At scale you’d write chat histories to a 3rd party store and poll that instead (or use server side events) We’re also doing work in this area though :slightly_smiling_face: The Activity would write LLM output to 3rd party store which your UI polls.

How would you match user intent to a workflow action/activity?

you would have to try to classify the intent first early in the workflow or by preprocessing if you want different activities per intent

check out the Code Exchange | Temporal though for some projects that might try. There is one specifically solving Advent of Code Code Exchange - AgentOfCode | Temporal that might classify.

Integrations

Hi all! Do you have an example of integrating a graph agentic framework like PydanticAI or Langraph with Temporal?
You don’t need a graph with Temporal. Durable Execution gives you more flexibility than a graph. Temporal would replace LangGraph.
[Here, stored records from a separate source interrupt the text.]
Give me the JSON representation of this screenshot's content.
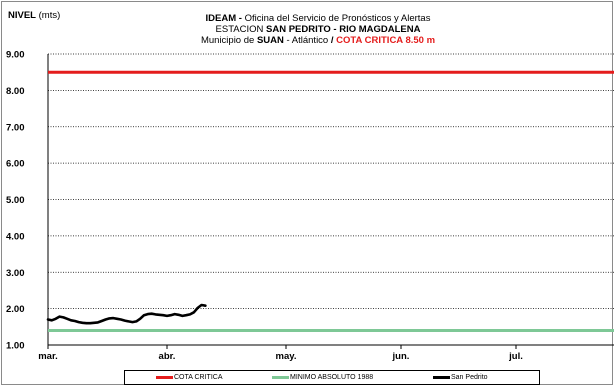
{
  "chart_data": {
    "type": "line",
    "title_line1_org": "IDEAM -",
    "title_line1_rest": " Oficina del Servicio de Pronósticos y Alertas",
    "title_line2_prefix": "ESTACION ",
    "title_line2_station": "SAN PEDRITO - RIO MAGDALENA",
    "title_line3_prefix": "Municipio de ",
    "title_line3_municipio": "SUAN",
    "title_line3_dept": " - Atlántico ",
    "title_line3_sep": " / ",
    "title_line3_cota": "COTA CRITICA 8.50 m",
    "ylabel_bold": "NIVEL",
    "ylabel_unit": " (mts)",
    "ylim": [
      1.0,
      9.0
    ],
    "y_ticks": [
      "1.00",
      "2.00",
      "3.00",
      "4.00",
      "5.00",
      "6.00",
      "7.00",
      "8.00",
      "9.00"
    ],
    "x_ticks": [
      "mar.",
      "abr.",
      "may.",
      "jun.",
      "jul."
    ],
    "grid": true,
    "legend_position": "bottom",
    "series": [
      {
        "name": "COTA CRITICA",
        "color": "#e41c1c",
        "value": 8.5
      },
      {
        "name": "MINIMO ABSOLUTO 1988",
        "color": "#7ec896",
        "value": 1.4
      },
      {
        "name": "San Pedrito",
        "color": "#000000",
        "points": [
          [
            0,
            1.7
          ],
          [
            1,
            1.68
          ],
          [
            2,
            1.72
          ],
          [
            3,
            1.78
          ],
          [
            4,
            1.76
          ],
          [
            5,
            1.72
          ],
          [
            6,
            1.68
          ],
          [
            7,
            1.66
          ],
          [
            8,
            1.63
          ],
          [
            9,
            1.61
          ],
          [
            10,
            1.6
          ],
          [
            11,
            1.6
          ],
          [
            12,
            1.61
          ],
          [
            13,
            1.62
          ],
          [
            14,
            1.66
          ],
          [
            15,
            1.7
          ],
          [
            16,
            1.73
          ],
          [
            17,
            1.74
          ],
          [
            18,
            1.72
          ],
          [
            19,
            1.7
          ],
          [
            20,
            1.67
          ],
          [
            21,
            1.65
          ],
          [
            22,
            1.63
          ],
          [
            23,
            1.65
          ],
          [
            24,
            1.72
          ],
          [
            25,
            1.82
          ],
          [
            26,
            1.85
          ],
          [
            27,
            1.86
          ],
          [
            28,
            1.84
          ],
          [
            29,
            1.83
          ],
          [
            30,
            1.82
          ],
          [
            31,
            1.8
          ],
          [
            32,
            1.82
          ],
          [
            33,
            1.85
          ],
          [
            34,
            1.83
          ],
          [
            35,
            1.8
          ],
          [
            36,
            1.82
          ],
          [
            37,
            1.84
          ],
          [
            38,
            1.9
          ],
          [
            39,
            2.02
          ],
          [
            40,
            2.1
          ],
          [
            41,
            2.08
          ]
        ]
      }
    ]
  }
}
Pydantic Temporal example here (note this is not Pydantic AI specifically): sdk-python/temporalio/contrib/pydantic.py at main · temporalio/sdk-python · GitHub

Where can I find the recording?
This is now up on our YouTube channel at:

Where might I find other examples of using Temporal + AI? together?

Temporal’s Code Exchange is a great source of these, for example:

  • AI Agent execution using Temporal — the demo from this very webinar!
  • Rojak — Rojak is an open-source library designed for orchestrating multi-agent workflows with reliability and scalability. Built on Temporal, Rojak ensures fault-tolerant, durable agent interactions, allowing AI-driven workflows to persist through failures, long-running tasks, and interruptions.
  • Agent of Code — AgentOfCode is an “agentic” LLM solution that leverages various Gemini models & Sonnet 3.5 to iteratively work through Advent of Code problems, committing its incremental progress to Github along the way.